Le président de la République a annoncé ce matin la constitution d’une « garde nationale »… sans préciser les modalités ni même les objectifs exacts de cette future entité.

Depuis des mois, François Hollande multiplie les annonces au fil de l’eau sur le sujet, comme s’il espérait avoir toujours quelque chose à dire pour tenter de rassurer une opinion de plus en plus sceptique sur sa capacité à défendre notre pays. Ainsi, après les attentats de novembre, il avait déjà cité cette possibilité. Mais ses propositions, plusieurs fois esquissées, n’ont jamais été précisées.

En tout état de cause, le dispositif évoqué laisse plusieurs questions majeures en suspens, que le président doit trancher avant de s’exprimer à nouveau à l’issue du prochain conseil de Défense :

  • Premièrement, il existe déjà une armée chargée d’assurer la sécurité du territoire : il s’agit de la Gendarmerie nationale. Une future garde nationale ne doit donc en aucun cas devenir le supplétif des forces de sécurité intérieure, sans apporter une réelle plus-value opérationnelle. Le retour d’expérience de Sentinelle doit nous alerter sur ce risque.
  • Deuxièmement, le rapport Bockel-Jourda nous renseigne sur le très faible nombre de réservistes volontaires qui ont participé à l’opération Sentinelle… seulement 400 depuis son déclenchement sur les 7 000 à 10 000 militaires quotidiennement déployés ! Comment parler de créer une garde nationale, si l’on n’est pas capable de mobiliser les ressources existantes, en termes quantitatifs comme qualitatifs ?

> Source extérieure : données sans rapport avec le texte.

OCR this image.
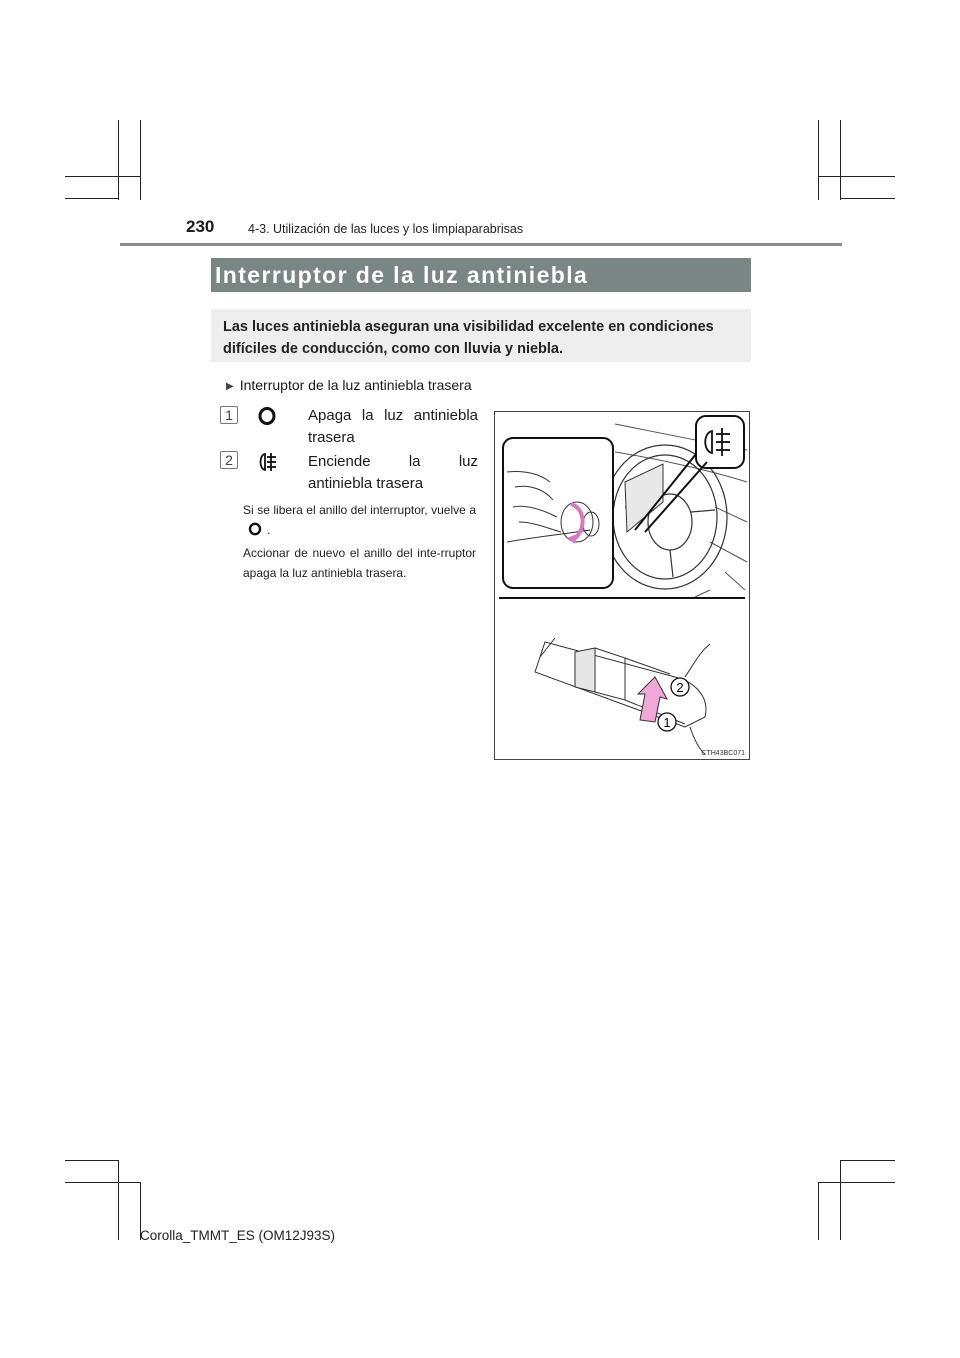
230	4-3. Utilización de las luces y los limpiaparabrisas
Interruptor de la luz antiniebla
Las luces antiniebla aseguran una visibilidad excelente en condiciones difíciles de conducción, como con lluvia y niebla.
▶ Interruptor de la luz antiniebla trasera
1	Apaga la luz antiniebla trasera
2	Enciende la luz antiniebla trasera
Si se libera el anillo del interruptor, vuelve a .
Accionar de nuevo el anillo del inte-rruptor apaga la luz antiniebla trasera.
2
1
CTH43BC071
Corolla_TMMT_ES (OM12J93S)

Pendant que François Hollande agite la « garde nationale » comme une formule de communication, le Coordinateur national du Renseignement, placé sous son autorité, annonce qu’il quittera son poste à l’automne, pour briguer un siège de député. Cette information est tout simplement hallucinante, quand on sait que beaucoup des écueils rencontrés par les services de renseignement nationaux dans la lutte contre le terrorisme tiennent précisément à des difficultés de coordination. Ce départ est un signe supplémentaire de la sorte de vacance du pouvoir dans laquelle l’actuel président est peu à peu entré depuis le début de son quinquennat, oscillant entre petits arrangements politiciens et recherche d’expédients pour essayer d’incarner une autorité qu’il ne possède plus.